According to Turcotte, the girl was hiking with a group of about a dozen friends when she was stung by at least one bee sometime between 10 and 11 a.m. while traveling from Gulf Hagas Trail to the Appalachian Trail. She immediately broke into hives, began fading in and out of consciousness and was unable to walk.
The part of the Appalachian Trail she was on when she was rescued can be reached from a parking lot near Katahdin Iron Works. Turcotte said the girl was about three miles in when the bee stung her. That trail crosses the Pleasant River and connects to the Gulf Hagas Rim Trail.
The girl was given Benadryl, then an injection of epinephrine and then more Benadryl by her hiking companions but failed to fully recover, Turcotte said.
Two of the people she was hiking with hiked 3 miles back to the parking lot where the group had left their vehicles to get help, Turcotte said.
There, they encountered one of the Appalachian Trail Club volunteer “ridge runners” who assist hikers and caught a ride to an area where they could get cell phone service and call for help.
When game wardens were called about 2 p.m., Milo and Brownville fire department rescuers already were en route, she said. It took more than three hours to get the girl to the ambulance, Turcotte said.
After reaching the girl and placing her on a stretcher, rescuers hiked most of the way back to the parking lot. As rescuers were carrying the girl out of the wilderness a hailstorm struck, drenching everyone, Turcotte said.

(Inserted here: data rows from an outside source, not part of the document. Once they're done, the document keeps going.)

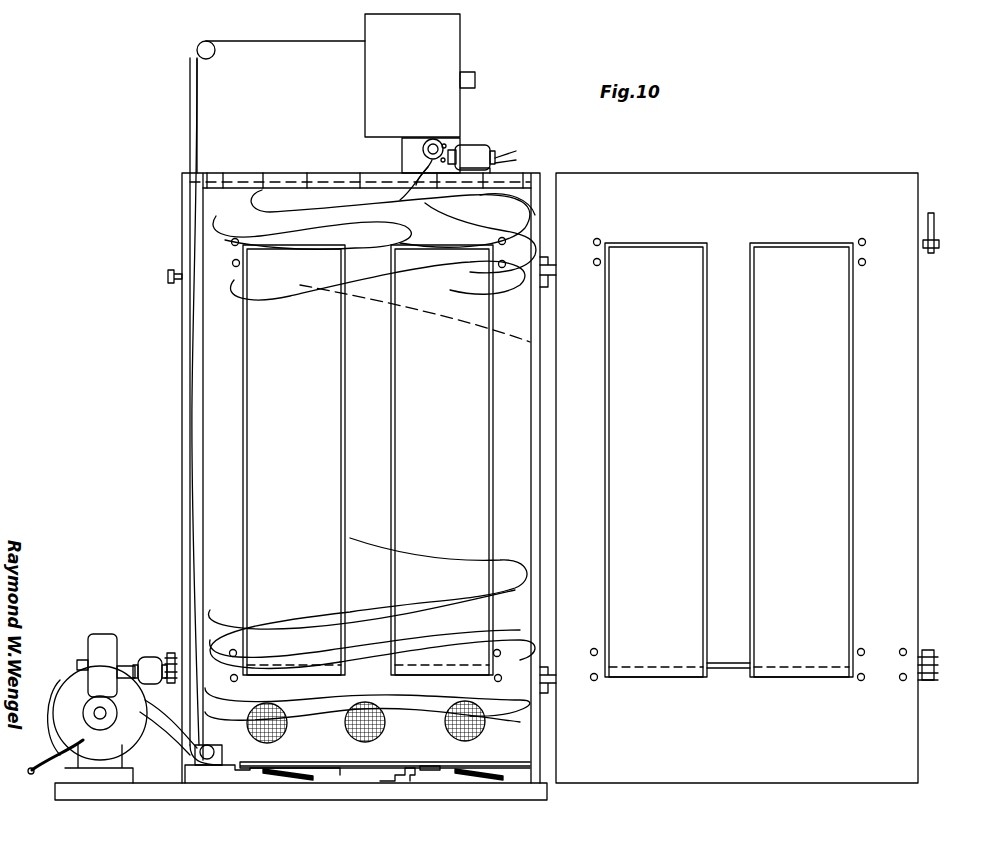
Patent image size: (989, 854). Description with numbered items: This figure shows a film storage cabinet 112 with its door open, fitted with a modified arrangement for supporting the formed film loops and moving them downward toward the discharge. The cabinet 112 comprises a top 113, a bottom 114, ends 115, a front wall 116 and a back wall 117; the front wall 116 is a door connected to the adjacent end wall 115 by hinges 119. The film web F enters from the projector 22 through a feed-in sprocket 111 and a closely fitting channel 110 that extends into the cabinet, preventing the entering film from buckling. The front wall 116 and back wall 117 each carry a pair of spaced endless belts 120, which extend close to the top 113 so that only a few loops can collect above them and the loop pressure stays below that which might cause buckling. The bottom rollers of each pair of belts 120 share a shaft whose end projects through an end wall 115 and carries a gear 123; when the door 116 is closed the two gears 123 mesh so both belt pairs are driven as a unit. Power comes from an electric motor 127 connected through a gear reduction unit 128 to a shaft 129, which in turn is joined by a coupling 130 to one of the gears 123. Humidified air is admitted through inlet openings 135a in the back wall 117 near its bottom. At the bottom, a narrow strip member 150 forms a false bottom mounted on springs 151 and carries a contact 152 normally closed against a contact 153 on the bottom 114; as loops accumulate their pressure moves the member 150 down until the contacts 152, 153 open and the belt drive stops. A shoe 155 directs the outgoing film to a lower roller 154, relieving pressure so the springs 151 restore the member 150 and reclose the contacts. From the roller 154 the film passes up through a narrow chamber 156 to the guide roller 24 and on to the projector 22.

The projector 22 is at (463, 66).
The film guide roller 24 is at (197, 50).
The film web F is at (194, 111).
The channel 110 is at (418, 163).
The feed-in sprocket 111 is at (462, 140).
The cabinet 112 is at (173, 422).
The top 113 is at (248, 175).
The bottom 114 is at (548, 792).
The ends 115 is at (180, 472).
The front wall 116 is at (751, 218).
The back wall 117 is at (382, 455).
The hinges 119 is at (550, 287).
The endless belts 120 is at (306, 416).
The gear 123 is at (170, 652).
The electric motor 127 is at (72, 700).
The gear reduction unit 128 is at (104, 632).
The shaft 129 is at (127, 664).
The coupling 130 is at (147, 668).
The inlet openings 135a is at (520, 728).
The member 150 is at (525, 762).
The springs 151 is at (280, 777).
The contact 152 is at (425, 765).
The contact 153 is at (392, 780).
The lower roller 154 is at (190, 745).
The shoe 155 is at (240, 743).
The narrow chamber 156 is at (190, 292).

But by the time the group reached the Pleasant River, the sun was shining, Turcotte said. She said that for the girl’s own safety, she needed to be walked with the help of rescuers through knee-deep water to get to the parking lot.
Warden Mike Morrison, who along with Warden Eric Dauphinee and Warden Sgt. Bill Chandler took part in the rescue, said that the hail was about half the size of golf balls, she said.